Introduction & Context

Powder blending is rarely perfect; particles of different components segregate because of size, density or electrostatic differences. The variance of composition among spot samples therefore carries two contributions: the random variance expected from a perfectly randomised mixture and the excess variance caused by segregation. By comparing the measured variance with these two limits one obtains a dimensionless mixing index \(M\) that quantifies how close the mixture is to the ideal random state.
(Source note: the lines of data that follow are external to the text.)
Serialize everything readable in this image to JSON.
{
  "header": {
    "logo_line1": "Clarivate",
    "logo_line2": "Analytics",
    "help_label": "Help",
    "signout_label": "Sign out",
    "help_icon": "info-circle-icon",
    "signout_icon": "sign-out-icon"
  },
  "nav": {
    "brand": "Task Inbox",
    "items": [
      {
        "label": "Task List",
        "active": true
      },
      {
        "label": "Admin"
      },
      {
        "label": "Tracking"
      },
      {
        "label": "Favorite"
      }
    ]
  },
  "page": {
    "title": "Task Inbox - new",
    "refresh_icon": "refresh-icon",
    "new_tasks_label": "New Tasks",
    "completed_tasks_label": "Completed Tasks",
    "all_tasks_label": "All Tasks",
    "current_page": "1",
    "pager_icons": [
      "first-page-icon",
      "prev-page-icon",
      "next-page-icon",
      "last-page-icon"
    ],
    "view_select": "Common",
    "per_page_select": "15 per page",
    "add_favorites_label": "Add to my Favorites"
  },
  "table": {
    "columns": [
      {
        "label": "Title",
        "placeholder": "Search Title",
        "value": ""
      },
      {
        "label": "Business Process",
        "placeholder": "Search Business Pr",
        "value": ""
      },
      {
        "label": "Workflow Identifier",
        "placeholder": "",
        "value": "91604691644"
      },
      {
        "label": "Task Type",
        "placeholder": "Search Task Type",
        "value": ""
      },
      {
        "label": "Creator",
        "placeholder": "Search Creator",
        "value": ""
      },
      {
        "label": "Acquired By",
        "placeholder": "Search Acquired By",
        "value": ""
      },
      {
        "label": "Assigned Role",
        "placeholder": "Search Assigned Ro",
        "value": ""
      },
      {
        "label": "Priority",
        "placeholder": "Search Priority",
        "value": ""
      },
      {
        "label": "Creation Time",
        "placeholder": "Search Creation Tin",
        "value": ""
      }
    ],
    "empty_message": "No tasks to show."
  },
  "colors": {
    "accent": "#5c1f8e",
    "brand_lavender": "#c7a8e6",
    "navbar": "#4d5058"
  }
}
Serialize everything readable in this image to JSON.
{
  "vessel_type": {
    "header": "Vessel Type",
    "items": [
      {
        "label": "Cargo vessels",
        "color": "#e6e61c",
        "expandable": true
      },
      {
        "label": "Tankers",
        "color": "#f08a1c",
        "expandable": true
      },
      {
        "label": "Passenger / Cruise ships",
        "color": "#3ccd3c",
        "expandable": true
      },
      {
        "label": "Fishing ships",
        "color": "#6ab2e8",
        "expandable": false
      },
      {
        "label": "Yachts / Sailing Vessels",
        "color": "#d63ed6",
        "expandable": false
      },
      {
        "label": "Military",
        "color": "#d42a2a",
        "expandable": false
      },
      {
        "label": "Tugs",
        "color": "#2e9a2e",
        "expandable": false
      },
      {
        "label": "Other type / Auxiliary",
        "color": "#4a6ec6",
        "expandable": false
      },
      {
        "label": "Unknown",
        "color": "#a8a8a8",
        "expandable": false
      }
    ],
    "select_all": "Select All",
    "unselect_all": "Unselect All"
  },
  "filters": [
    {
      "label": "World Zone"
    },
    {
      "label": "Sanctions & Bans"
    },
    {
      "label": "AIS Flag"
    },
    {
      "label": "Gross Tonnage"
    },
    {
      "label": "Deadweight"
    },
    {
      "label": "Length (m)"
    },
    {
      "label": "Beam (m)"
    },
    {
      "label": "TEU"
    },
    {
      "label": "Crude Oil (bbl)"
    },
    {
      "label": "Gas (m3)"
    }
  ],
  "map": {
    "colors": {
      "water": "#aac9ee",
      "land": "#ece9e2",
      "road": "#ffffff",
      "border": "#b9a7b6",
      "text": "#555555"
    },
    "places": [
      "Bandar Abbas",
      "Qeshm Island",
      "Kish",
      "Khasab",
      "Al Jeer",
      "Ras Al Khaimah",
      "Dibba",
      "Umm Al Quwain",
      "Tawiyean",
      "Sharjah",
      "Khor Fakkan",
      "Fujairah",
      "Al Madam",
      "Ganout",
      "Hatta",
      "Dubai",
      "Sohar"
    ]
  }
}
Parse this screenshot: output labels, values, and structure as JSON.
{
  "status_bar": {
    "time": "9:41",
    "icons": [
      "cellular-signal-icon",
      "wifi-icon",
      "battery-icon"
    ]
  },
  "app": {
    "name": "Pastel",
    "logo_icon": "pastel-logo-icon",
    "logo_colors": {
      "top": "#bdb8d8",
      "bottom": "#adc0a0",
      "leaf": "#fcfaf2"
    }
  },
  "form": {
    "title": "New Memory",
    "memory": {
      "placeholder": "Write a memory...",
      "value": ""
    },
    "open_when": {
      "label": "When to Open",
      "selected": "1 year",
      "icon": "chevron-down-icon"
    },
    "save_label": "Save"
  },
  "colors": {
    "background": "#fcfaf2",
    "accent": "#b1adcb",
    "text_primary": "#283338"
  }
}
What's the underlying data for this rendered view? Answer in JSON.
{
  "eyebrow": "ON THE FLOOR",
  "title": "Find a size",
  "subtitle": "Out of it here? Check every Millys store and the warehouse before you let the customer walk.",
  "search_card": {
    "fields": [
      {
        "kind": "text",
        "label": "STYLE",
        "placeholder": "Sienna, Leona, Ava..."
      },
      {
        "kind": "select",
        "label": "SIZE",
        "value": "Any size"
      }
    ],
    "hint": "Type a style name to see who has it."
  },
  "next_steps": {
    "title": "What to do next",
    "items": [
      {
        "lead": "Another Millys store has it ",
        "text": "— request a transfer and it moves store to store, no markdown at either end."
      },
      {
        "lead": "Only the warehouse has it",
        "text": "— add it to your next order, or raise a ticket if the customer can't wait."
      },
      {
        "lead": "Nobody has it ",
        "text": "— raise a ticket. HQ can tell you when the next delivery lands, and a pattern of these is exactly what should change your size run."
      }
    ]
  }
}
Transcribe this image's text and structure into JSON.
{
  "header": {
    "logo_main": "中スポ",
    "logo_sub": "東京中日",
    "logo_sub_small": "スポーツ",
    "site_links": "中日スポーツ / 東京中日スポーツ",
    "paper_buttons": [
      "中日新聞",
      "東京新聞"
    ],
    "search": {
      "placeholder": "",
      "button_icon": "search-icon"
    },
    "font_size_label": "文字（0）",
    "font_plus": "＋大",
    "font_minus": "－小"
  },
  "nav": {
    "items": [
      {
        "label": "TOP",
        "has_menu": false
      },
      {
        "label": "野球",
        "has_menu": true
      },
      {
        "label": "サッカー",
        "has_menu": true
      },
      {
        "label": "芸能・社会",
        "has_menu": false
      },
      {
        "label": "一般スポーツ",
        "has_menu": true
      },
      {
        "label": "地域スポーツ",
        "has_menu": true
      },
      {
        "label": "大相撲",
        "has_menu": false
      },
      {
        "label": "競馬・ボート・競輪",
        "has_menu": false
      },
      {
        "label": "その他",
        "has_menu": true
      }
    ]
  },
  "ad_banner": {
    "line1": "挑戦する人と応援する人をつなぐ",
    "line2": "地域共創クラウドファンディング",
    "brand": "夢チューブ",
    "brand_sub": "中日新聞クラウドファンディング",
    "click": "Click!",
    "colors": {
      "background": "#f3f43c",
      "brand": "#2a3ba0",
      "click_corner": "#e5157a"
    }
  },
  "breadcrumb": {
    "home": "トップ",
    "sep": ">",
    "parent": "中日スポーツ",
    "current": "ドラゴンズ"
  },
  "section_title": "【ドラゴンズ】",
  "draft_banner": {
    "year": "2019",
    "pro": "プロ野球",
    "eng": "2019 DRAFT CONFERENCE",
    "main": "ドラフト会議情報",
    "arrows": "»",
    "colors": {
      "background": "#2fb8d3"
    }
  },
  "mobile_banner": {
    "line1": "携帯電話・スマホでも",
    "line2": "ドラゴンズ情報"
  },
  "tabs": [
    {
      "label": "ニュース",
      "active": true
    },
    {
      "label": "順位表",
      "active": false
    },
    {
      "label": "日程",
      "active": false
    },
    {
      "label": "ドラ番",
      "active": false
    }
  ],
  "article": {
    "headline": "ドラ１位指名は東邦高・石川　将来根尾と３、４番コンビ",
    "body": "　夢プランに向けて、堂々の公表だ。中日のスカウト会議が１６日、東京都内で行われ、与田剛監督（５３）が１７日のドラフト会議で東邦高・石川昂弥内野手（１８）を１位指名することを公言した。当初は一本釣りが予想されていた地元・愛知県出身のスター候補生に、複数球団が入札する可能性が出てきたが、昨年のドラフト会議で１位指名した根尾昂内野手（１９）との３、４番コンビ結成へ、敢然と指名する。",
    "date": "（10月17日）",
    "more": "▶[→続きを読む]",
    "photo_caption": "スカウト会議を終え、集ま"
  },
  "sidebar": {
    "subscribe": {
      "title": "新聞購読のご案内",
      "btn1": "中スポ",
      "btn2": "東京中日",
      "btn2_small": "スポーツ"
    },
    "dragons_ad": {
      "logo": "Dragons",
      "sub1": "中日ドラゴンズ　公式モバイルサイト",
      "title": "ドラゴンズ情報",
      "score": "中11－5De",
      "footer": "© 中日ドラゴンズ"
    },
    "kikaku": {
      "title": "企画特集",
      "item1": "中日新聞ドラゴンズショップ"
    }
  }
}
In process engineering the index is used to:

  • validate blenders after installation or maintenance,
  • set end-point criteria for batch mixing,
  • demonstrate compliance with infant-food or pharmaceutical homogeneity specifications.

Methodology & Formulas

  1. Data reduction
    Convert each analytical result \(w_i\) (mass fraction of the key component in increment \(i\)) to a fraction: \[ x_i = \frac{w_i}{100} \]
  2. Sample statistics
    Mean composition: \[ \bar{x} = \frac{1}{n}\sum_{i=1}^{n} x_i \] Sample variance (unbiased estimator): \[ s^2 = \frac{1}{n-1}\sum_{i=1}^{n}(x_i - \bar{x})^2 \]
  3. Theoretical limits
    Completely segregated (two-layer) limit: \[ \sigma_0^2 = \bar{x}(1 - \bar{x}) \] Completely random (binomial) limit for a sample containing \(m\) particles: \[ \sigma_{\text{R}}^2 = \frac{\bar{x}(1 - \bar{x})}{m}, \qquad m = \frac{m_{\text{sample}}}{m_{\text{particle}}} \]
  4. Mixing index
    The fraction of the segregation gap that has been closed by mixing: \[ M = \frac{\sigma_0^2 - s^2}{\sigma_0^2 - \sigma_{\text{R}}^2} \] \(M = 0\) for a fully segregated blend, \(M = 1\) for a perfectly random blend.
Interpretation & Acceptance Regimes
Regime Mixing Index Range Typical Application
Segregated \(0 \le M < 0.60\) Re-mixing required
Intermediate \(0.60 \le M < 0.90\) Acceptable for most bulk foods
Random-like \(0.90 \le M \le 1\) Infant formula & pharmaceutical blends

The calculation assumes that each increment is obtained with a sample thief whose mass is large enough to contain at least ~1000 particles; otherwise the approximation for \(\sigma_{\text{R}}^2\) becomes unreliable. Similarly, at least ten increments are required for the \(t\)-based confidence on \(s^2\) to be meaningful.